Just because a company is "private" doesn't mean they can do anything (manufacturing illegal goods, selling things that are harmful, not hire a certain category of people, etc.) We could add to the list of illegal behaviors the fact of denying service without justification and recourse.
Secondly, when those companies confiscate our accounts, they deprive us of what we had stored there (emails, messages, etc.), which should be considered stealing, even if they don't directly profit from the steal.
But most importantly, the size of these companies make them akin to utilities; while not impossible, it's incredibly difficult to operate in today's world without a Gmail account, or in certain circles without access to Instagram, Facebook, Discord, etc.
Given the impact to someone's life to be deprived of such access, the decision should not be left to companies, "private" or not, but supervised public authorities.
In France, the fact, for a professional, of refusing to sell something for no reason is punishable by up to three years in prison[0]. (If the victim sues, the reasons for not selling have to be presented to the judge, who then decides if they're valid or not.) I don't think this has ever been used against a FAANG but it would be a very interesting test.

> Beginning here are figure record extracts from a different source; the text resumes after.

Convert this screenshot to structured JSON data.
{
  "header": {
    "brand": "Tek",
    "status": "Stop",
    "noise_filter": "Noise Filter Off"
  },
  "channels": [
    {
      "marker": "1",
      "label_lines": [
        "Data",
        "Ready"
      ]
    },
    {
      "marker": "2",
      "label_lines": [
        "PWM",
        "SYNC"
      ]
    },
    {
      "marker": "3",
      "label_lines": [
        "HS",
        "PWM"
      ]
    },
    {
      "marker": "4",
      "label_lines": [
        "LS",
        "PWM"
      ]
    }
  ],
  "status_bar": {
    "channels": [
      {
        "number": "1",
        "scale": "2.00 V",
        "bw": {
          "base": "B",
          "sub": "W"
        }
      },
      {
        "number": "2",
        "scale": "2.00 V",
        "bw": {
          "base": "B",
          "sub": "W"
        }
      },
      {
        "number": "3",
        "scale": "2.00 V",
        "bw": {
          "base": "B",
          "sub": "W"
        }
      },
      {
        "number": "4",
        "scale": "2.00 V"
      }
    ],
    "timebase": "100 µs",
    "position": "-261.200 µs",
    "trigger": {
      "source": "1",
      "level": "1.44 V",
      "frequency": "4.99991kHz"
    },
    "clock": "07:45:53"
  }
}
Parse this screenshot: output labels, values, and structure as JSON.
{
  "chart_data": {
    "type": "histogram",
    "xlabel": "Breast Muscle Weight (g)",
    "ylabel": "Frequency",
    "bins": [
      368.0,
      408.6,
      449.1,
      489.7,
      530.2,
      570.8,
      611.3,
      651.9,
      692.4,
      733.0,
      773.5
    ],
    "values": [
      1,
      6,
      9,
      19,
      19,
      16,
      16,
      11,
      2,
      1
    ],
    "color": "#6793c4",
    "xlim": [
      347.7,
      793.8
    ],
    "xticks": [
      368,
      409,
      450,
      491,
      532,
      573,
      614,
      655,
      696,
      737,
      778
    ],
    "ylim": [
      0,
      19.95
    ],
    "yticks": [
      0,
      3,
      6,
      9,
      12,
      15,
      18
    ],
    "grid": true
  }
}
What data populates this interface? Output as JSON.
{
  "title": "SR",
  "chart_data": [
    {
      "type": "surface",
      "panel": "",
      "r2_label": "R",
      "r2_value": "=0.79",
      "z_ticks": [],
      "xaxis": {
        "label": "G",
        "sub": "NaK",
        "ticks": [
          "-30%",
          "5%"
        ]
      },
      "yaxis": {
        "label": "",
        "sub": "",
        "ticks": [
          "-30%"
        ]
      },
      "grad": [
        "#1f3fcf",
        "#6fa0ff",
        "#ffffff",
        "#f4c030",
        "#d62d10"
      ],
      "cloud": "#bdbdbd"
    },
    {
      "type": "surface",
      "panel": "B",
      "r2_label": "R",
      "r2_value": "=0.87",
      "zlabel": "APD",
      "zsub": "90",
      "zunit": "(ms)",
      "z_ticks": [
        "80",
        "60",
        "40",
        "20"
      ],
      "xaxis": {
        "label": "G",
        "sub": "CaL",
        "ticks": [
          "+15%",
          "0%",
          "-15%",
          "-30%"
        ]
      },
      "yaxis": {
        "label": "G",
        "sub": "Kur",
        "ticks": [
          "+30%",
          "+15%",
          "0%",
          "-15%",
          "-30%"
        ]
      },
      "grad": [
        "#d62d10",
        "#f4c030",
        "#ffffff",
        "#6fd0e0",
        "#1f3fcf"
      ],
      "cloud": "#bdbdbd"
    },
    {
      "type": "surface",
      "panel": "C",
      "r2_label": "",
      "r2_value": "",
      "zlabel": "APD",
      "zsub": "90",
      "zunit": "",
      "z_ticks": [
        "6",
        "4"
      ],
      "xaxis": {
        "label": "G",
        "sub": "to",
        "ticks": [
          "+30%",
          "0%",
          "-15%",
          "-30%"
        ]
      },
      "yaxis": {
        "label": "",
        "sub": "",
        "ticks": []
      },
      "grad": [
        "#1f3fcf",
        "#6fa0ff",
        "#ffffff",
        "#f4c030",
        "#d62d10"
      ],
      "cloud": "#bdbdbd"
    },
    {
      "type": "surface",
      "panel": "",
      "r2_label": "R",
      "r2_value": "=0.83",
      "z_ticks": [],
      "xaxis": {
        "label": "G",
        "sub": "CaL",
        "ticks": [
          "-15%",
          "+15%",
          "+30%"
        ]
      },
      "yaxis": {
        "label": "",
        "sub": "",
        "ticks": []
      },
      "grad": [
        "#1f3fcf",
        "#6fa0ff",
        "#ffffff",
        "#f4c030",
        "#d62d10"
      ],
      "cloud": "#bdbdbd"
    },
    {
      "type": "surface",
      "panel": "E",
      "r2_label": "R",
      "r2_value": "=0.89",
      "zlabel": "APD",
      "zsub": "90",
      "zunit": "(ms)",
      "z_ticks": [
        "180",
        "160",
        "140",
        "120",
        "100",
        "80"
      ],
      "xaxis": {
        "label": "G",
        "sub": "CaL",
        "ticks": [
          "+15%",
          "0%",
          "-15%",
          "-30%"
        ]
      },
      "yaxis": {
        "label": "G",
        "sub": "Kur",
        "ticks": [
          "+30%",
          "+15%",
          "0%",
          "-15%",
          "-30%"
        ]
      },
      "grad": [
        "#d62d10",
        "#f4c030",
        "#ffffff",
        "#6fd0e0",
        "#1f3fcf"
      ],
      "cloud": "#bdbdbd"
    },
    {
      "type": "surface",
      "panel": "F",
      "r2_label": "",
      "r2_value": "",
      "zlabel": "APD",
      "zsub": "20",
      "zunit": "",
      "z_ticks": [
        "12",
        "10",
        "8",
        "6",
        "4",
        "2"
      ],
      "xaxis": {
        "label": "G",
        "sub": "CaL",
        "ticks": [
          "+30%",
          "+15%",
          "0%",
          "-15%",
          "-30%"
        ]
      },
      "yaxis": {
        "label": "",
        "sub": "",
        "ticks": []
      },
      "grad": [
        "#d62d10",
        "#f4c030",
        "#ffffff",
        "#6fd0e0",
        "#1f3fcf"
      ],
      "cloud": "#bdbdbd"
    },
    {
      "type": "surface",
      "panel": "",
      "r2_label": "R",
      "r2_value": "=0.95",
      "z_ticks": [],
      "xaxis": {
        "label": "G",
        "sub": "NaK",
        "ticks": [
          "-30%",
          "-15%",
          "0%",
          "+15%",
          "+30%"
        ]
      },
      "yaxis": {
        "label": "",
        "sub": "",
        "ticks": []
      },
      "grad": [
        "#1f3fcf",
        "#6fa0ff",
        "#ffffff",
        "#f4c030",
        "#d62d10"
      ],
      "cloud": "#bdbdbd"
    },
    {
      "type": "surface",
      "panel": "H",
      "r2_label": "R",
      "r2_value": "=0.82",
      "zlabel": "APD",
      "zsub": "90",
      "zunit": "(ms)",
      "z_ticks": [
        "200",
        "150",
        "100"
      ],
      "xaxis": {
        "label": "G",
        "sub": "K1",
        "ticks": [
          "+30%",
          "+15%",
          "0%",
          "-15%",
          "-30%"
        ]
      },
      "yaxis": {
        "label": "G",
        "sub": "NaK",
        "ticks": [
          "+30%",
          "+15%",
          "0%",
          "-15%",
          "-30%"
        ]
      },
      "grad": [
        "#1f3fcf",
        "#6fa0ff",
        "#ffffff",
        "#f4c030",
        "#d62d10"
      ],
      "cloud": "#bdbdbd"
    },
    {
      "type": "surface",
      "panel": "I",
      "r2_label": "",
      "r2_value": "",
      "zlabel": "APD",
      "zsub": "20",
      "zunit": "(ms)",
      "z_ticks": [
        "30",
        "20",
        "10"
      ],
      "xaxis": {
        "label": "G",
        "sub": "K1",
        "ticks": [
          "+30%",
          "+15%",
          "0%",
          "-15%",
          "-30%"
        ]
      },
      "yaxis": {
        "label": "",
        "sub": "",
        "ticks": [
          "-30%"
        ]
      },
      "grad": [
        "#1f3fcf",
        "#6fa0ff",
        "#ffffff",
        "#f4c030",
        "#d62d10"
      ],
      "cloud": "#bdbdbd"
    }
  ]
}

[0] https://www.economie.gouv.fr/dgccrf/Publications/Vie-pratiqu...
I know it doesn't, but that doesn't change anything I said. All of the privileges corporations enjoy are negotiable and can be revoked by that which created them in the first place: governments.
AT&T can't restrict who can use their network to make phone calls based on the political views or the content of the call. Why should Google, Facebook, or Twitter? Especially when special liability exemptions were made without which they likely wouldn't even be in business.
Plus we could make them civilly and criminally liable for every bit of fraud, defamation, child porn, copyright violation, and etc. that involves their network.
Maybe they roll a D20 if you don't fill out the survey and if you roll a 1, you're banned for life (what can I say, they make up the rules for bans). Would the almighty free market really build another grocery store for that 5% of banned people? No... they would go hungry.
We don't live in a libertarian utopia where private property is not regulated. If you're a store-owner, for example, there are some things you simply cannot do or must allow. In California, for example, a private space, like a mall, has to allow constitutionally protected speech[1].
You can regulate platforms to allow for, say, free speech rights.
[1] https://en.wikipedia.org/wiki/Pruneyard_Shopping_Center_v._R...
"under the California Constitution, individuals may peacefully exercise their right to free speech in parts of private shopping centers regularly held open to the public, subject to reasonable regulations adopted by the shopping centers"
I made no judgment on the decision. The decision itself is periphery to my argument, namely that governments are perfectly capable regulating speech on platforms ... because they already are in many many other domains.
I know, because it happened to me, and it will happen to you, too. Eventually, you'll have a "hot take" on a topic against the hive mind of whatever media you use, and you're done.
If media companies allow public access to their services, they MUST become public spaces, and/or public services. TOS be damned.
If they want to restrict users when they sign up (just an example) "you must be liberal or conservative," fine. They are preemptively limiting their customers to certain conversations. But if they allow everyone in, you cannot mute one set of people.
If the USG were to approve a publicly-funded centralized chat program and contracted that work out to Discord, I would support/approve subjecting them to the rules people are suggesting here. But that hasn't happened and most likely will not happen.